Under Delaware law, the determination of what constitutes gross negligence in the circumstances by definition requires a review of the relevant circumstances facing the directors charged with acting. In the typical case, our Court, albeit acting under a de novo standard of review, would have the benefit of a determination by our Court of Chancery as to whether the plaintiff pled facts that support an inference that the independent board committee acted with gross negligence. If the contention of gross negligence was founded on the proposition that the committee ignored a material aspect of the demand letter, we would have the benefit of the Court of Chancery's typically learned and thoughtful consideration of that issue, and its assessment of the contextual importance of that issue in the overall scope of what the committee was charged with investigating. We would also be obliged to read the entire record relevant to the question before us, informed by adversarial briefing focusing us on what the parties view as most critical.

See Brehm v. Eisner, 746 A.2d 244, 259 (Del. 2000); Aronson v. Lewis, 473 A.2d 805, 812 (Del. 1984); 1 R. Franklin Balotti & Jesse A. Finkelstein, The Delaware Law of Corporations & Business Organizations § 4.15[A], at 4–111 (3d ed. 2014) (observing that in the decision-making context, which is governed by a gross negligence standard, “the inquiry is necessarily fact-specific”).

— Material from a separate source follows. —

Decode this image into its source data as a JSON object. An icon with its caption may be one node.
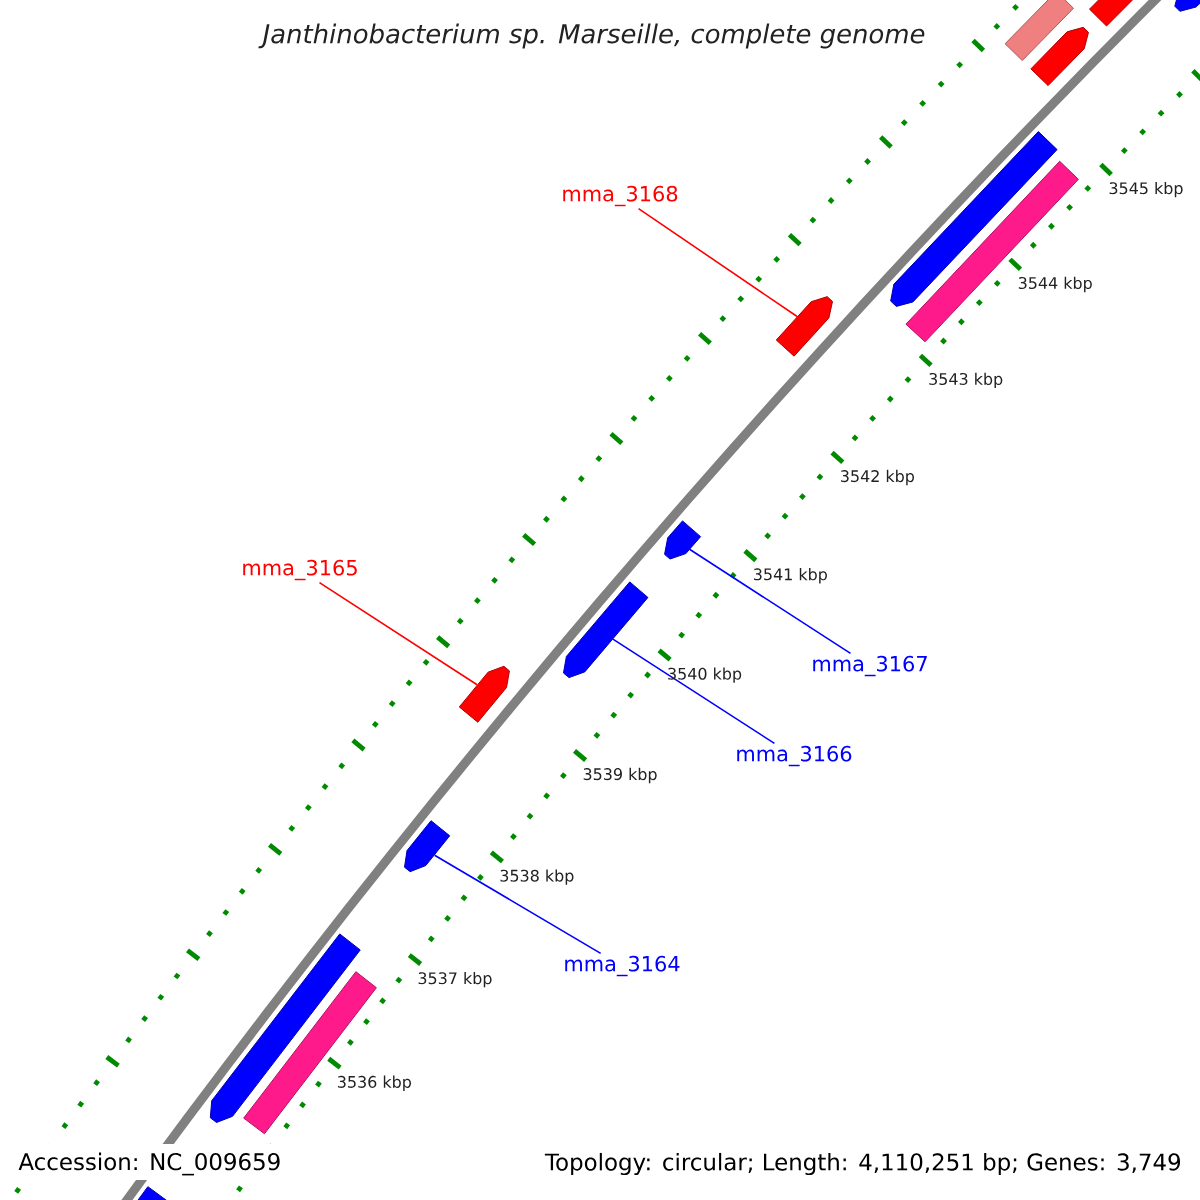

We are uncomfortable giving further guidance to a respected sister court about the factors that apply to an inherently contextual analysis on an abstract question such as the one posed. Although the decision framing the question provides some context, it appears from the briefs of the parties to the Second Circuit that the plaintiffs spent very little of their opening brief on this question and we have no responsible way of determining the relative importance of the supposed misstatements in the context of the overall London Whale debacle. The only way for us to actually reformulate the question would be for us to essentially have the appeal decided by us, rather than by our colleagues on the Second Circuit. Because it appears undisputed that there are no facts supporting an inference of disloyalty of any kind, the resolution of this case turns solely on a settled legal inquiry under our law—whether the trial court erred in dismissing the complaint because the plaintiffs had not pled facts supporting an inference of gross negligence.

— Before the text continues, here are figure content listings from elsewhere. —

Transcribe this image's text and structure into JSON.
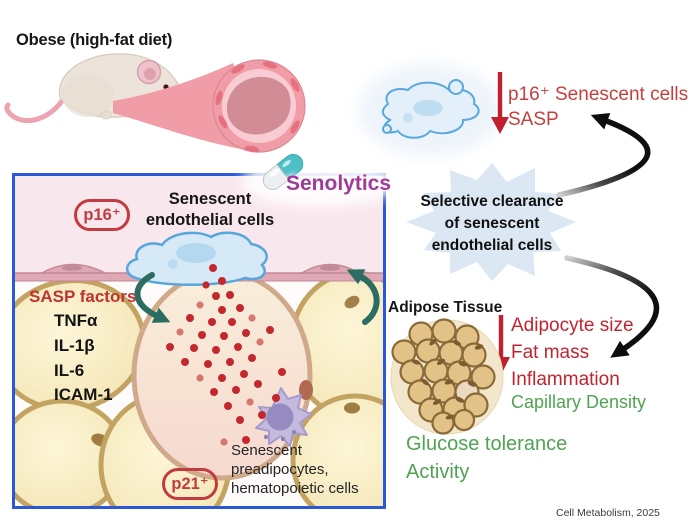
{
  "title": "Obese (high-fat diet)",
  "senolytics": {
    "label": "Senolytics"
  },
  "tissue_box": {
    "p16_badge": "p16⁺",
    "cell_label_lines": [
      "Senescent",
      "endothelial cells"
    ],
    "sasp_heading": "SASP factors",
    "sasp_factors": [
      "TNFα",
      "IL-1β",
      "IL-6",
      "ICAM-1"
    ],
    "p21_badge": "p21⁺",
    "caption_lines": [
      "Senescent",
      "preadipocytes,",
      "hematopoietic cells"
    ]
  },
  "outcomes": {
    "cleared_lines": [
      "p16⁺ Senescent cells",
      "SASP"
    ],
    "clearance_burst_lines": [
      "Selective clearance",
      "of senescent",
      "endothelial cells"
    ],
    "adipose_tissue_label": "Adipose Tissue",
    "decreased_lines": [
      "Adipocyte size",
      "Fat mass",
      "Inflammation"
    ],
    "increased_capillary": "Capillary Density",
    "increased_lines": [
      "Glucose tolerance",
      "Activity"
    ]
  },
  "credit": "Cell Metabolism, 2025",
  "colors": {
    "highlight_red": "#c0272f",
    "benefit_green": "#4fa351",
    "senolytics_purple": "#a03a99",
    "box_border_blue": "#2b58d8",
    "starburst_fill": "#dbe7f3",
    "pill_teal": "#4dbfc6",
    "secretion_arrow_teal": "#2b6d60",
    "cycle_arrow_black": "#111111"
  },
  "icons": {
    "senolytics_pill_icon": "capsule",
    "decrease_arrow_icon": "↓",
    "cycle_arrow_icon": "curved arrow",
    "secretion_arrow_icon": "curved arrow",
    "mouse_icon": "obese mouse",
    "blood_vessel_icon": "blood vessel cross-section",
    "senescent_cell_icon": "senescent cell blob",
    "clearance_starburst_icon": "starburst",
    "adipose_cluster_icon": "adipocyte cluster"
  }
}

45We fear the risk of providing abstract guidance about a contextual application of principles of gross negligence when we do not have the leeway to decide the actual case, and where the question asked of us is so general. To make it more specific would necessarily make us make our own materiality decisions about the two categories to which the plaintiffs point, and their relationship. The only way we could do that is to review the complete record before the district court. In an important sense, however, we hope that our reply may be of limited aid to our colleagues. As the referral opinion makes clear, determining whether plaintiffs have pled gross negligence on the part of a committee charged with investigating a demand requires a “classic line-drawing exercise.” We agree with that. What we do not discern is any gap in our law that we can responsibly fill by answering the question as phrased, or coming up with a reformulated one. No doubt it is conceivable that an investigative committee that was charged with investigating two materially important and materially distinct subjects could be deemed grossly negligent if it did an indisputably careful job investigating one, and did no job at all of investigating the other. But, in this case, we cannot even fairly frame an abstract question, because it is neither clear to us that the supposedly distinct category the plaintiffs allege went uninvestigated (a disputed issue between the parties itself) was either distinct from the category that was indisputably investigated, and whether it was material, when viewed in the overall context of the “debacle.” That is, the only way to determine the materiality of the issue that the plaintiffs contend went unaddressed, and whether and to what extent the committee's alleged failure to consider it supports an inference of gross negligence, is to tangle with the full record before the district court. In other words, this is not a situation where the parties and the referring court have agreed on a sufficiently precise set of agreed facts that frame a specific legal question we can answer more thoroughly in this context, without hazarding erroneous guidance that would risk prejudicing not only the parties in this case, but others who rely upon our law. The Clerk of the Court is directed to transmit this opinion to the Second Circuit.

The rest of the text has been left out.